Numerical Convolution Method in Time Domain and Its Application to Nonrigid Earth Nutation Theory

Abstract

AbstractWe developed a numerical method to incorporate nonrigid effects into a nutation theory of the rigid Earth. Here we assume that the nonrigid effects are based on a linear response theory and its transfer function is expressed as a rational function of frequency. The method replaces the convolution of the transfer function in the frequency domain by the corresponding integro-differential operations in the time domain numerically; namely multiplying the polynomial in the frequency domain by the numerical differentiations in the time domain and multiplying the fractions in the frequency domain by the numerical integrations with a suitable kernel in the time domain. In replacing by the integrations, the method requires the determination of the coefficients of free oscillation. This is done by a least-squares method to fit the theory incorporated with the nonrigid effects to the observational data, whose availability is also assumed. The numerical differentiation and integration are effectively computed by means of the symmetric formulas of differentiation and integration.
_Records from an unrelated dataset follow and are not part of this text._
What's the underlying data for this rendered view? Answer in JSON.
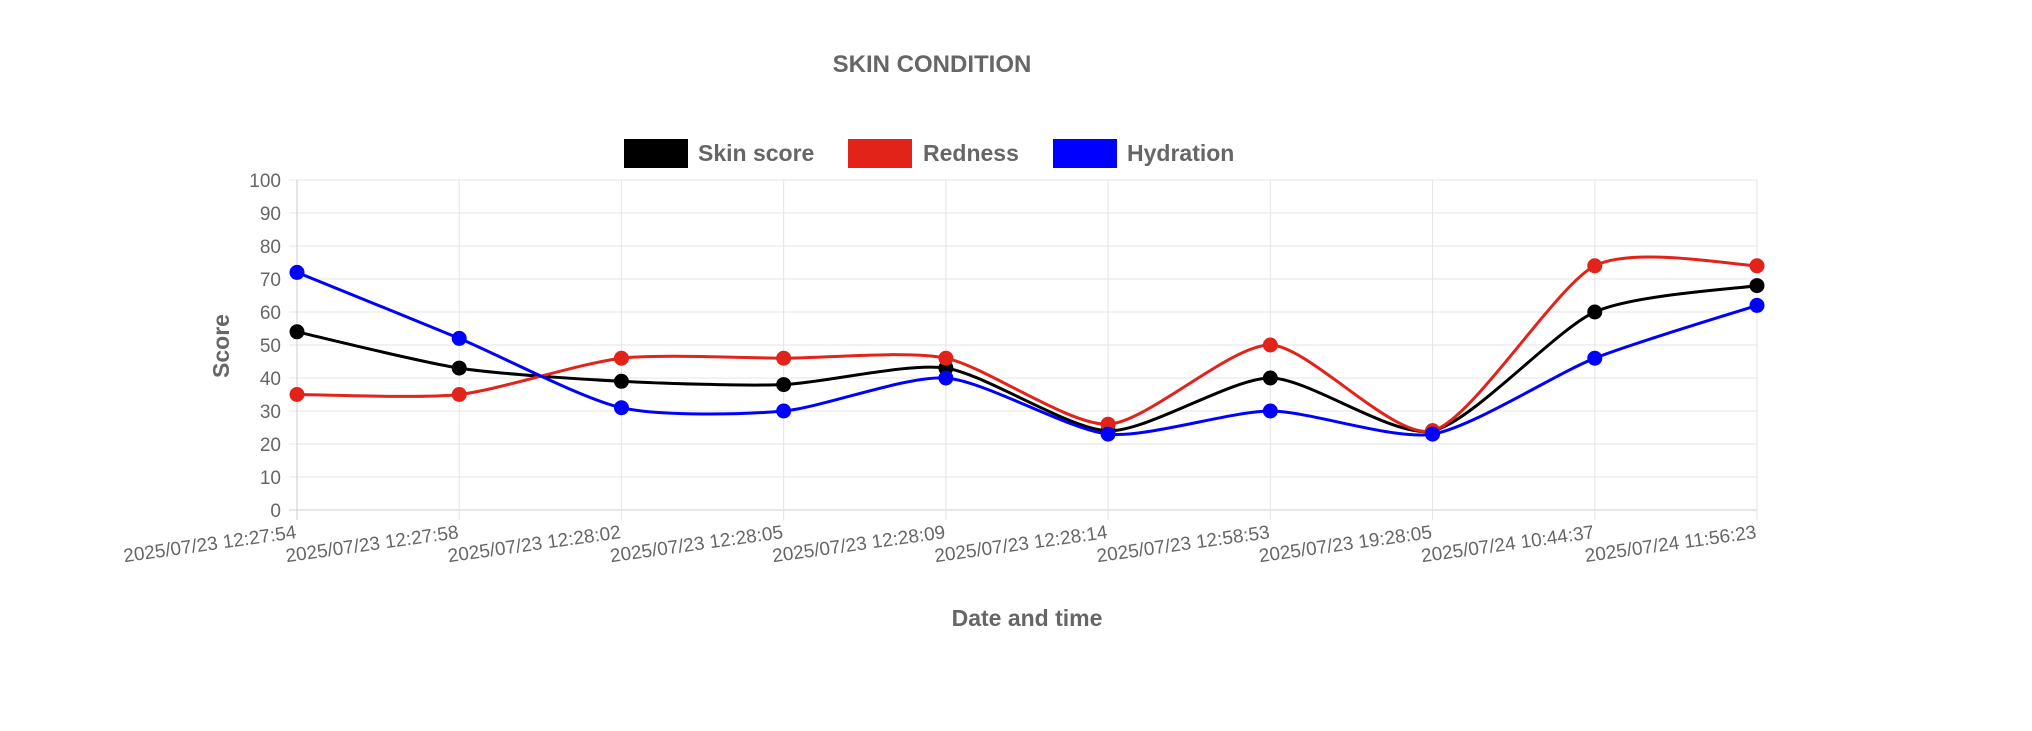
{
  "chart_data": {
    "type": "line",
    "title": "SKIN CONDITION",
    "xlabel": "Date and time",
    "ylabel": "Score",
    "ylim": [
      0,
      100
    ],
    "y_ticks": [
      0,
      10,
      20,
      30,
      40,
      50,
      60,
      70,
      80,
      90,
      100
    ],
    "grid": true,
    "legend_position": "top-center",
    "x": [
      "2025/07/23 12:27:54",
      "2025/07/23 12:27:58",
      "2025/07/23 12:28:02",
      "2025/07/23 12:28:05",
      "2025/07/23 12:28:09",
      "2025/07/23 12:28:14",
      "2025/07/23 12:58:53",
      "2025/07/23 19:28:05",
      "2025/07/24 10:44:37",
      "2025/07/24 11:56:23"
    ],
    "series": [
      {
        "name": "Skin score",
        "color": "#000000",
        "values": [
          54,
          43,
          39,
          38,
          43,
          24,
          40,
          24,
          60,
          68
        ]
      },
      {
        "name": "Redness",
        "color": "#e2231a",
        "values": [
          35,
          35,
          46,
          46,
          46,
          26,
          50,
          24,
          74,
          74
        ]
      },
      {
        "name": "Hydration",
        "color": "#0000ff",
        "values": [
          72,
          52,
          31,
          30,
          40,
          23,
          30,
          23,
          46,
          62
        ]
      }
    ]
  }
}
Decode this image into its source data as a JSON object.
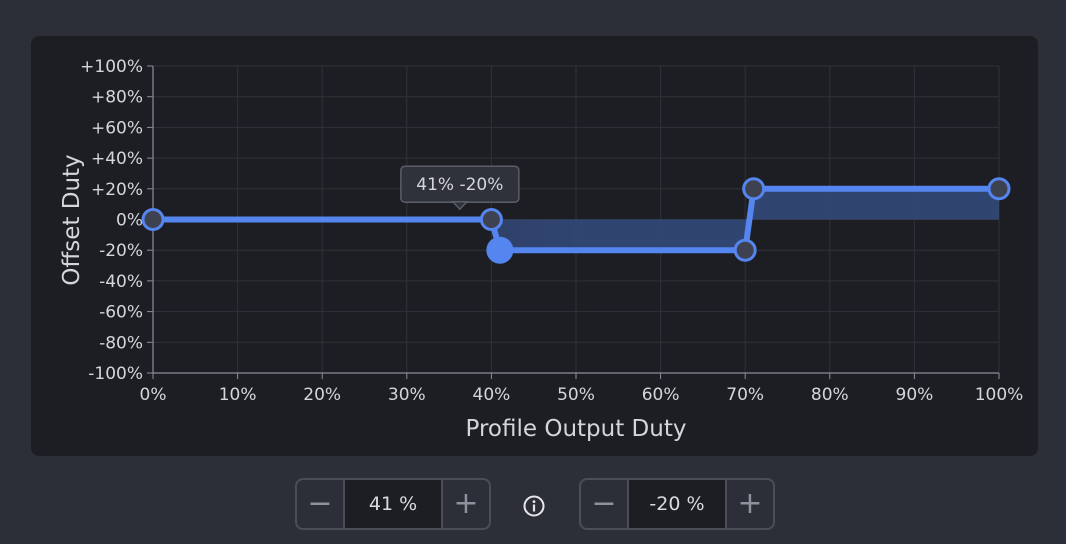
{
  "chart_data": {
    "type": "line",
    "xlabel": "Profile Output Duty",
    "ylabel": "Offset Duty",
    "xlim": [
      0,
      100
    ],
    "ylim": [
      -100,
      100
    ],
    "x_ticks": [
      "0%",
      "10%",
      "20%",
      "30%",
      "40%",
      "50%",
      "60%",
      "70%",
      "80%",
      "90%",
      "100%"
    ],
    "y_ticks": [
      "+100%",
      "+80%",
      "+60%",
      "+40%",
      "+20%",
      "0%",
      "-20%",
      "-40%",
      "-60%",
      "-80%",
      "-100%"
    ],
    "grid": true,
    "series": [
      {
        "points": [
          {
            "x": 0,
            "y": 0
          },
          {
            "x": 40,
            "y": 0
          },
          {
            "x": 41,
            "y": -20
          },
          {
            "x": 70,
            "y": -20
          },
          {
            "x": 71,
            "y": 20
          },
          {
            "x": 100,
            "y": 20
          }
        ],
        "selected_index": 2
      }
    ],
    "tooltip": "41% -20%",
    "colors": {
      "line": "#5585ee",
      "fill": "#33497a",
      "grid": "#2f3238",
      "axis": "#8a8f99",
      "text": "#d4d6dc"
    }
  },
  "controls": {
    "duty_value": "41 %",
    "offset_value": "-20 %",
    "minus_icon": "minus-icon",
    "plus_icon": "plus-icon",
    "info_icon": "info-icon"
  }
}
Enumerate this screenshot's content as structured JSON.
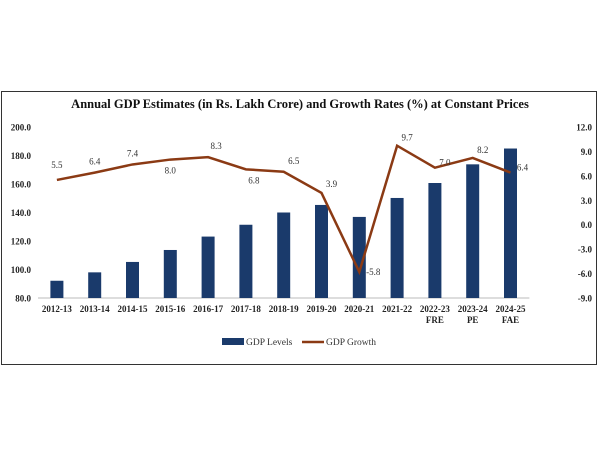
{
  "chart_data": {
    "type": "bar+line",
    "title": "Annual GDP Estimates (in Rs. Lakh Crore) and Growth Rates (%) at Constant Prices",
    "categories": [
      [
        "2012-13"
      ],
      [
        "2013-14"
      ],
      [
        "2014-15"
      ],
      [
        "2015-16"
      ],
      [
        "2016-17"
      ],
      [
        "2017-18"
      ],
      [
        "2018-19"
      ],
      [
        "2019-20"
      ],
      [
        "2020-21"
      ],
      [
        "2021-22"
      ],
      [
        "2022-23",
        "FRE"
      ],
      [
        "2023-24",
        "PE"
      ],
      [
        "2024-25",
        "FAE"
      ]
    ],
    "series": [
      {
        "name": "GDP Levels",
        "type": "bar",
        "axis": "left",
        "color": "#1a3a6b",
        "values": [
          92.1,
          98.0,
          105.3,
          113.7,
          123.1,
          131.4,
          140.0,
          145.3,
          136.9,
          150.2,
          160.7,
          173.8,
          184.9
        ]
      },
      {
        "name": "GDP Growth",
        "type": "line",
        "axis": "right",
        "color": "#8b3a14",
        "values": [
          5.5,
          6.4,
          7.4,
          8.0,
          8.3,
          6.8,
          6.5,
          3.9,
          -5.8,
          9.7,
          7.0,
          8.2,
          6.4
        ],
        "labels": [
          "5.5",
          "6.4",
          "7.4",
          "8.0",
          "8.3",
          "6.8",
          "6.5",
          "3.9",
          "-5.8",
          "9.7",
          "7.0",
          "8.2",
          "6.4"
        ]
      }
    ],
    "y_left": {
      "range": [
        80,
        200
      ],
      "ticks": [
        "80.0",
        "100.0",
        "120.0",
        "140.0",
        "160.0",
        "180.0",
        "200.0"
      ]
    },
    "y_right": {
      "range": [
        -9,
        12
      ],
      "ticks": [
        "-9.0",
        "-6.0",
        "-3.0",
        "0.0",
        "3.0",
        "6.0",
        "9.0",
        "12.0"
      ]
    },
    "grid": false,
    "legend": "bottom"
  }
}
Numerical tests showed that the method is sufficiently precise to reproduce the analytically convolved nutation at the level of 10 nano arcseconds by using the 9-point central difference formulas and the 8-point symmetric integration formula to cover the period of 15 years with 1.5-hour stepsize. Since we only require the rigid Earth nutation theory to be expressed as a numerical table of time, this method enables one to create a purely numerical theory of nutation of the nonrigid Earth.